Advocates for the homeless rallied at City Hall last week to urge city leaders to strike out misdemeanor and financial penalties imposed on those who violate the law, which allows the city to give 24-hour notice before homeless encampments would need to be dismantled or personal items moved to a storage facility.
“We hope that you will take action that day to decriminalize homelessness, decriminalize the possession of property in public areas,” Becky Dennison, a co-founder of the Los Angeles Community Action Network, told council members Friday.
Dennison and others have been calling on the full 15-member City Council to support recommendations by the Homelessness and Poverty Committee to remove criminal penalties from the law, known as 56.11.
The removal of the misdemeanors faces resistance from some residents groups, as well as some council members. Mark Ryavec of the Venice Stakeholders group said criminal penalties are needed to enforce the law.
“The misdeameanor penalty must remain or campers will not comply with orders of city workers to remove their belongings to effectuate clean-ups,” he said in an email.

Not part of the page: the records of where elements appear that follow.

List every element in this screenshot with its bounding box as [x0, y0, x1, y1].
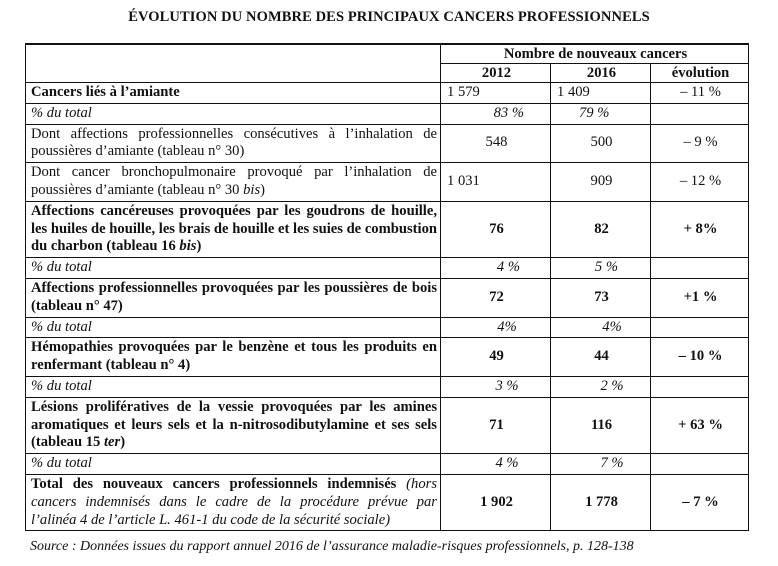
row-label-close: ) [120, 434, 126, 451]
value-evolution: – 9 % [651, 124, 749, 163]
row-label-close: ) [196, 238, 202, 255]
value-2012: 72 [441, 278, 551, 317]
value-evolution: + 63 % [651, 397, 749, 453]
table-row-percent [26, 317, 749, 338]
table-row [26, 124, 749, 163]
value-2012: 548 [441, 124, 551, 163]
value-2016: 4% [551, 317, 651, 338]
row-label [26, 397, 441, 453]
value-2012: 4 % [441, 258, 551, 279]
table-row-percent [26, 258, 749, 279]
row-label: Dont affections professionnelles consécutives à l’inhalation de poussières d’amiante (tableau n° 30) [26, 124, 441, 163]
value-2016: 73 [551, 278, 651, 317]
table-row-percent [26, 103, 749, 124]
table-row-percent [26, 376, 749, 397]
value-2016: 82 [551, 201, 651, 257]
header-evolution: évolution [651, 64, 749, 83]
row-label-italic: (hors cancers indemnisés dans le cadre de la procédure prévue par l’alinéa 4 de l’article L. 461-1 du code de la sécurité sociale) [31, 475, 437, 528]
value-2012: 1 031 [441, 163, 551, 202]
header-2012: 2012 [441, 64, 551, 83]
value-2012: 1 579 [441, 83, 551, 104]
row-label: Affections professionnelles provoquées par les poussières de bois (tableau n° 47) [26, 278, 441, 317]
table-row [26, 83, 749, 104]
row-label: % du total [26, 317, 441, 338]
page-title: ÉVOLUTION DU NOMBRE DES PRINCIPAUX CANCERS PROFESSIONNELS [128, 9, 650, 25]
row-label-italic: bis [243, 181, 261, 198]
value-2016: 5 % [551, 258, 651, 279]
value-2016: 7 % [551, 454, 651, 475]
value-2012: 71 [441, 397, 551, 453]
header-row-group [26, 44, 749, 64]
row-label [26, 474, 441, 530]
table-row-percent [26, 454, 749, 475]
value-2012: 83 % [441, 103, 551, 124]
row-label: Hémopathies provoquées par le benzène et tous les produits en renfermant (tableau n° 4) [26, 338, 441, 377]
table-row [26, 278, 749, 317]
header-group-label: Nombre de nouveaux cancers [441, 44, 749, 64]
value-evolution: + 8% [651, 201, 749, 257]
value-2016: 79 % [551, 103, 651, 124]
value-2016: 1 409 [551, 83, 651, 104]
value-evolution: – 10 % [651, 338, 749, 377]
header-blank-cell [26, 44, 441, 83]
row-label-text: Affections cancéreuses provoquées par les goudrons de houille, les huiles de houille, les brais de houille et les suies de combustion du charbon (tableau 16 [31, 202, 437, 255]
row-label: % du total [26, 376, 441, 397]
value-2012: 3 % [441, 376, 551, 397]
row-label: % du total [26, 103, 441, 124]
value-evolution [651, 454, 749, 475]
value-evolution: – 12 % [651, 163, 749, 202]
value-evolution [651, 317, 749, 338]
row-label-text: Lésions prolifératives de la vessie provoquées par les amines aromatiques et leurs sels et la n-nitrosodibutylamine et ses sels (tableau 15 [31, 398, 437, 451]
value-2016: 909 [551, 163, 651, 202]
source-note: Source : Données issues du rapport annuel 2016 de l’assurance maladie-risques professionnels, p. 128-138 [30, 539, 634, 554]
table-row [26, 163, 749, 202]
value-2012: 1 902 [441, 474, 551, 530]
row-label-text: Total des nouveaux cancers professionnels indemnisés [31, 475, 397, 492]
row-label-italic: ter [103, 434, 121, 451]
value-2016: 116 [551, 397, 651, 453]
header-2016: 2016 [551, 64, 651, 83]
table-row [26, 201, 749, 257]
row-label: % du total [26, 258, 441, 279]
value-evolution [651, 103, 749, 124]
cancer-table [25, 43, 749, 531]
value-2012: 49 [441, 338, 551, 377]
value-2016: 44 [551, 338, 651, 377]
value-evolution [651, 376, 749, 397]
table-row-total [26, 474, 749, 530]
value-evolution: – 7 % [651, 474, 749, 530]
value-2012: 76 [441, 201, 551, 257]
row-label-italic: bis [179, 238, 197, 255]
row-label: Cancers liés à l’amiante [26, 83, 441, 104]
row-label [26, 163, 441, 202]
value-evolution [651, 258, 749, 279]
table-row [26, 397, 749, 453]
value-2016: 2 % [551, 376, 651, 397]
value-evolution: +1 % [651, 278, 749, 317]
value-2016: 1 778 [551, 474, 651, 530]
row-label-close: ) [260, 181, 266, 198]
value-evolution: – 11 % [651, 83, 749, 104]
value-2012: 4% [441, 317, 551, 338]
value-2012: 4 % [441, 454, 551, 475]
row-label [26, 201, 441, 257]
table-row [26, 338, 749, 377]
row-label: % du total [26, 454, 441, 475]
value-2016: 500 [551, 124, 651, 163]
row-label-text: Dont cancer bronchopulmonaire provoqué par l’inhalation de poussières d’amiante (tableau n° 30 [31, 164, 437, 198]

But pressure on city leaders to change the encampment laws could also come from another source, other than local advocates for the homeless. The Department of Housing and Urban Development recently revised their funding criteria to penalize grant applications from municipalities that criminalize homelessness, which could hurt Los Angeles’s chances of receiving federal funding, some city and county officials have said.

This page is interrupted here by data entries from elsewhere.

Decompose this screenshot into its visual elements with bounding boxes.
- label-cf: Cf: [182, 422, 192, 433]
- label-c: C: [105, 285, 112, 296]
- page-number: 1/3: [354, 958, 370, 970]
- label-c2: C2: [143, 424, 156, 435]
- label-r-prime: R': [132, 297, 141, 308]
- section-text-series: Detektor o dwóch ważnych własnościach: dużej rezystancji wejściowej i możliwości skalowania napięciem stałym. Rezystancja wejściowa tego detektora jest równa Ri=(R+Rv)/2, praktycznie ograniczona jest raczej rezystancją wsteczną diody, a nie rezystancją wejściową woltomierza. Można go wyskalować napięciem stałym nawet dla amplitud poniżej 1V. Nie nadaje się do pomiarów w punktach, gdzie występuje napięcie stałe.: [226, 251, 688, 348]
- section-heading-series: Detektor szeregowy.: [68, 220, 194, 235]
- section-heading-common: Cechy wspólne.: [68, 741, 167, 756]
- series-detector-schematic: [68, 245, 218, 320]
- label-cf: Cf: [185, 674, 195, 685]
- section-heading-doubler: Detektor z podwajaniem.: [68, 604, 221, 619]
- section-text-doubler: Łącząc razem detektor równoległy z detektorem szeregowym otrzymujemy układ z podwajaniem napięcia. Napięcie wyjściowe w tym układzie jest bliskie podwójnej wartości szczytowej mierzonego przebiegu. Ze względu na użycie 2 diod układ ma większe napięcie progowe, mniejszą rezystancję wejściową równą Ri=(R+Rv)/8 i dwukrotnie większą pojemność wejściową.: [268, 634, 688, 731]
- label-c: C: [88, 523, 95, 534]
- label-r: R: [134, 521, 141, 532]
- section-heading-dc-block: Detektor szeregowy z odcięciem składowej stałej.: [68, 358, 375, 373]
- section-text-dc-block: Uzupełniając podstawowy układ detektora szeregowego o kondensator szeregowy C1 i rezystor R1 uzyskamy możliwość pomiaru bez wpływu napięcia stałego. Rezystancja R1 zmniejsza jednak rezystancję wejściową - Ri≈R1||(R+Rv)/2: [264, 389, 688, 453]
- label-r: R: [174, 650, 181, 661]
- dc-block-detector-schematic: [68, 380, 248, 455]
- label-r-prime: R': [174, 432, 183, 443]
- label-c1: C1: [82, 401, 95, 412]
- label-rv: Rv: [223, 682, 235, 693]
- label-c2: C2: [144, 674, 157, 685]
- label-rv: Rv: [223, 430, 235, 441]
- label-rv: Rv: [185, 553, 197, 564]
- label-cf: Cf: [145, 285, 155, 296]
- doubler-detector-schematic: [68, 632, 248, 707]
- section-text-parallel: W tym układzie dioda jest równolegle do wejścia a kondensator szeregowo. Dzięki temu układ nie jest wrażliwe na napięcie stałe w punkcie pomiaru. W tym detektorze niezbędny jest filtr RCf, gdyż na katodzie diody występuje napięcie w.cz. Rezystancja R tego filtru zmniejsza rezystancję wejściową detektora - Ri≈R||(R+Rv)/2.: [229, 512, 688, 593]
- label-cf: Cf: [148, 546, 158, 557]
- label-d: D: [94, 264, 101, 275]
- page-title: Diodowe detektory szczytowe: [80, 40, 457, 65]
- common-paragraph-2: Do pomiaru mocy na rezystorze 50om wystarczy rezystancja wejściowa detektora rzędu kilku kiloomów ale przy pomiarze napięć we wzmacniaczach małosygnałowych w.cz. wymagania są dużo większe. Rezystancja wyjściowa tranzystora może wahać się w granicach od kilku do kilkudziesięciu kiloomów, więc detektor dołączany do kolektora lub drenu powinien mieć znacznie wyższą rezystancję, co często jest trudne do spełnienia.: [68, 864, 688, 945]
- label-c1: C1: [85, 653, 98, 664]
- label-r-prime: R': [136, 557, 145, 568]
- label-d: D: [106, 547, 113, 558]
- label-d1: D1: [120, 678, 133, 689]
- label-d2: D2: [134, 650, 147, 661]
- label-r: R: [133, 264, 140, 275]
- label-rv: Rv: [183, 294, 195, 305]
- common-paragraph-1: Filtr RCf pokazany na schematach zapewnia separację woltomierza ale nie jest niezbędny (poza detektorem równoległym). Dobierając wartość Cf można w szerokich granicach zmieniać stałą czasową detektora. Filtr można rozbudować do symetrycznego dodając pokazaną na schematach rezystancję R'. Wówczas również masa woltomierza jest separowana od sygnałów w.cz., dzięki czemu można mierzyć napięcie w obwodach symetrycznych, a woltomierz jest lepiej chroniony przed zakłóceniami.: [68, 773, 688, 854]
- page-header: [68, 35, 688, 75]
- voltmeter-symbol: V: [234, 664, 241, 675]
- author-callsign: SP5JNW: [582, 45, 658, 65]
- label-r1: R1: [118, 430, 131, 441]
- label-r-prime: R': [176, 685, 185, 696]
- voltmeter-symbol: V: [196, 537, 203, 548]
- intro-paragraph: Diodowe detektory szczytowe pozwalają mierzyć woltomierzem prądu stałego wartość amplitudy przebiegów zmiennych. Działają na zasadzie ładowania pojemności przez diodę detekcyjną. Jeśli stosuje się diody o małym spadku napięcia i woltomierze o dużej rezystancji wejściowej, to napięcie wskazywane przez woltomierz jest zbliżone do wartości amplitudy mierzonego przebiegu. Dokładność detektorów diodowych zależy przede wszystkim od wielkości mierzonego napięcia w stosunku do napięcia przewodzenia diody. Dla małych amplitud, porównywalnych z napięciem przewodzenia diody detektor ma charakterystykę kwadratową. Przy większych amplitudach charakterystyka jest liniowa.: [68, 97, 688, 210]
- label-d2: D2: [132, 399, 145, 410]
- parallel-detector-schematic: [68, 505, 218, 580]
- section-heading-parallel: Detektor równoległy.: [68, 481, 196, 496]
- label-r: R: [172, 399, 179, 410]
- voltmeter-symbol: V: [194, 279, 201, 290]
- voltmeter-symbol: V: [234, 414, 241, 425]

Dennison’s group, LACAN, and more than 100 other groups and “civic leaders” are also urging the City Council and Mayor Eric Garcetti to set aside $100 million per year to build permanent supportive housing for the homeless and those who are low-income, and to stop spending an estimated $87 million per year on law enforcement programs affecting the homeless.
The council is also expected to set up a fund account today, but Dennison said none of the promised $100 million expected to go into it has yet to be identified.

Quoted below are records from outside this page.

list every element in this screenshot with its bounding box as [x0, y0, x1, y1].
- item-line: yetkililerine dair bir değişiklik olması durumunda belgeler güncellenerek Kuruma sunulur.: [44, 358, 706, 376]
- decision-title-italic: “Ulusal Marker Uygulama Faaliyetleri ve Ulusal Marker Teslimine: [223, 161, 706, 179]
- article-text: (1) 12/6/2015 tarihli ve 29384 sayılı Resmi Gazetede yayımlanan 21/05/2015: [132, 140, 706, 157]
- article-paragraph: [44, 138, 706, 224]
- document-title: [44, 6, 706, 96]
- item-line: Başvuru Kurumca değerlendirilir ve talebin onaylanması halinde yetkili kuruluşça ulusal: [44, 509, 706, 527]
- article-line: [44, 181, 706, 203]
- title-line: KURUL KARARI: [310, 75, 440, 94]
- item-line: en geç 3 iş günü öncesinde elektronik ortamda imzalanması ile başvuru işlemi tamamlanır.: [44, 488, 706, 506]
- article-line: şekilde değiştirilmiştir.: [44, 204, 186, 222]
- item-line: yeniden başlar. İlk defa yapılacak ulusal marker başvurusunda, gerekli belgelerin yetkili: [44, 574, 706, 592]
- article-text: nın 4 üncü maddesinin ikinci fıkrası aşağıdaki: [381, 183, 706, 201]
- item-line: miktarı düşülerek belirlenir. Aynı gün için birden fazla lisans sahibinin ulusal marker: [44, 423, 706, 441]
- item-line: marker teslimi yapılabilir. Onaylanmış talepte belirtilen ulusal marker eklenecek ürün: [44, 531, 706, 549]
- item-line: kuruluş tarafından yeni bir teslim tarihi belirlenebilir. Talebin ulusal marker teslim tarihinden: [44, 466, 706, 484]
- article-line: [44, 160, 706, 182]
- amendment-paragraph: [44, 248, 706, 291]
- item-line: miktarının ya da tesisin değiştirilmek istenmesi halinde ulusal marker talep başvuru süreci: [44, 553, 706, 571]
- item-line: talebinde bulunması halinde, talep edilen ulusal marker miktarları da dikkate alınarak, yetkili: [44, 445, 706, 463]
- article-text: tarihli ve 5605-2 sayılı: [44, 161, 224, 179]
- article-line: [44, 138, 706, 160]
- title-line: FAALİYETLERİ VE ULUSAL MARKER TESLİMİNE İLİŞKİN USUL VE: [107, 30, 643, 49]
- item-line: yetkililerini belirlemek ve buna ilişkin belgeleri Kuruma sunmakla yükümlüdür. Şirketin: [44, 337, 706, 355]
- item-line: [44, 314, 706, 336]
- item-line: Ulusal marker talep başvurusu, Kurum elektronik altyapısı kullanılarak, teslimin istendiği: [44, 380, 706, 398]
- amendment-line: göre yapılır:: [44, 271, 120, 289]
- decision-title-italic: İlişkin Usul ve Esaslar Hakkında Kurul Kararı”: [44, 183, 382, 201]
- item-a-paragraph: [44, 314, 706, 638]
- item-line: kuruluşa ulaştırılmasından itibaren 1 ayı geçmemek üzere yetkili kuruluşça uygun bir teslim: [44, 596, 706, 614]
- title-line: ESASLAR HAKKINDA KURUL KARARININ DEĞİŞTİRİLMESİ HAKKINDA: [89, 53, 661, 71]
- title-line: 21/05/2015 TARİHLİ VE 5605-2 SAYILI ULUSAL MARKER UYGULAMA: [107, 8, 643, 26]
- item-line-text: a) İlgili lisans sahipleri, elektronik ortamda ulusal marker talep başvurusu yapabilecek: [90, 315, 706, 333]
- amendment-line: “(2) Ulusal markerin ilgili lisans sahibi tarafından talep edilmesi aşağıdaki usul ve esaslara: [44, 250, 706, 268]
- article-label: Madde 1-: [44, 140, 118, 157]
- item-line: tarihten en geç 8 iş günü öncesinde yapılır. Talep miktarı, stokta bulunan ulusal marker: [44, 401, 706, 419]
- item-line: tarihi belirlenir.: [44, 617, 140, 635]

City leaders also announced in September that they plan to declare an emergency, or more accurately, a “shelter crisis,” around homelessness, which could ease rules that currently slows down the ability to make shelter or housing available to the homeless.
Under state law, the city can declare a shelter crisis to more easily provide beds and put roofs over those who would otherwise be living on the streets.
The city, however, has limited itself by adopting a law that restricts the declaration of a shelter crisis to the winter months, even though the state law does not restrict the allowable duration of the crisis. An ordinance would need to be drafted to allow the shelter crisis to be declared for the year- round homelessness problem.
Declaring the shelter crisis, as described in a motion by several City Council members, would allow the city to more quickly convert public city facilities into shelters, and also could open up parking lots and allow owners of private property, such as churches, to make space available to the homeless.
If the City Council moves forward with a motion to declare the shelter crisis, the City Attorney would still need to draft the ordinance and bring it back to the full council for another vote.
A shelter crisis is different from the more commonly known “local emergency,” which can be initiated by the mayor and would grant him or her wide powers to use personnel, supplies and other resources to “protect life or property.”